Lundi, au bureau exécutif de La République en marche (organe décisionnaire du mouvement), la proposition a reçu la validation de la direction du parti. Le délégué général, Stanislas Guerini, sera d’ailleurs l’un des cosignataires du futur amendement. Le ministre de l’Éducation nationale, de la Jeunesse et des Sports, Jean-Michel Blanquer, a rejoint le consensus autour des mesures présentées ce soir-là.

Gérald Darmanin (Intérieur), lui, « a dit qu’il fallait que le débat parlementaire se tienne sur ce sujet, tout en soulignant la nécessité de protéger les forces de l’ordre », assure son entourage. Le locataire de Beauvau « a bien compris l’intérêt politique » de la disposition, estime un participant. Le groupe parlementaire doit encore se positionner, mais Avia assure « ne pas avoir d’inquiétude ».

La stratégie sur « deux jambes » de la majorité

Dans cet amendement, la députée de Paris voudrait doubler les peines maximales d’amende et de prison sanctionnant l’injure raciste, l’incitation à la haine, l’apologie ou la négation de crimes contre l’humanité, etc., lorsqu’elles sont commises par un policier, un facteur, un magistrat, un enseignant ou encore un contrôleur de la SNCF.

« On pourrait considérer que, comme il y a du racisme dans notre société, c’est logique qu’on le retrouve dans la police, développe Avia. Mais ce n’est pas un corps social comme les autres, parce qu’il représente l’État. » Et de raconter ce témoignage qu’elle a reçu d’une avocate noire : « Une magistrate lui a dit : ‘Retourne dans ton bananier.’ C’est d’autant plus violent venant de quelqu’un qui porte la robe. »

La lutte contre le séparatisme demande de comprendre sur quel terreau l’idéologie des islamistes peut fleurir

L’initiative vise aussi à renforcer la « deuxième jambe » de la stratégie de la majorité contre l’islamisme, plus tournée vers la mixité sociale et le combat contre les discriminations et peu visible dans le projet de loi « confortant les principes républicains ». La députée, représentante de l’aile gauche de la macronie, justifie : « La lutte contre le séparatisme demande de la fermeté face aux islamistes, mais aussi de comprendre sur quel terreau leur idéologie peut fleurir. Et donc d’occuper ces espaces parfois délaissés. »

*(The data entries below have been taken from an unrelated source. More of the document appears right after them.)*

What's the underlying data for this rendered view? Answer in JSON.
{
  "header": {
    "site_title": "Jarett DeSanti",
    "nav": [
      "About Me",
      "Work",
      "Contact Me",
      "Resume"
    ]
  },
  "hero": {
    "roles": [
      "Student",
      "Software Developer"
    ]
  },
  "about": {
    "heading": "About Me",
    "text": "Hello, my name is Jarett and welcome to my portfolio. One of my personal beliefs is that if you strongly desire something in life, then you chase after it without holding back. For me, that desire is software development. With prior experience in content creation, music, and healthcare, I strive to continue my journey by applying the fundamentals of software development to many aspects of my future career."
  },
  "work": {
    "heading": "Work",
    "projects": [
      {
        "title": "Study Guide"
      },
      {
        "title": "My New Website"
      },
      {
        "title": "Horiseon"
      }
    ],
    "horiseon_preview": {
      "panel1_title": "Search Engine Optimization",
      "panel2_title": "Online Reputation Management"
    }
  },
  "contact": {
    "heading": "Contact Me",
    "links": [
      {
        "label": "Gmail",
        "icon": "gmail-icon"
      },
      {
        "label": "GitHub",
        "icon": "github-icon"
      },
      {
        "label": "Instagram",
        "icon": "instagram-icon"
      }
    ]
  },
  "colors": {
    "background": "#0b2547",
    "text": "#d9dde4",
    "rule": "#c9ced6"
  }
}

Une proposition et un discours qui laissent une fois de plus apparaître les différentes sensibilités qui traversent le groupe parlementaire sur le sujet. Puisque d’autres élus, comme Jean-Baptiste Moreau et Aurore Bergé, souhaitent à l’inverse aller plus loin sur le volet répressif en demandant l’interdiction du voile pour les petites filles.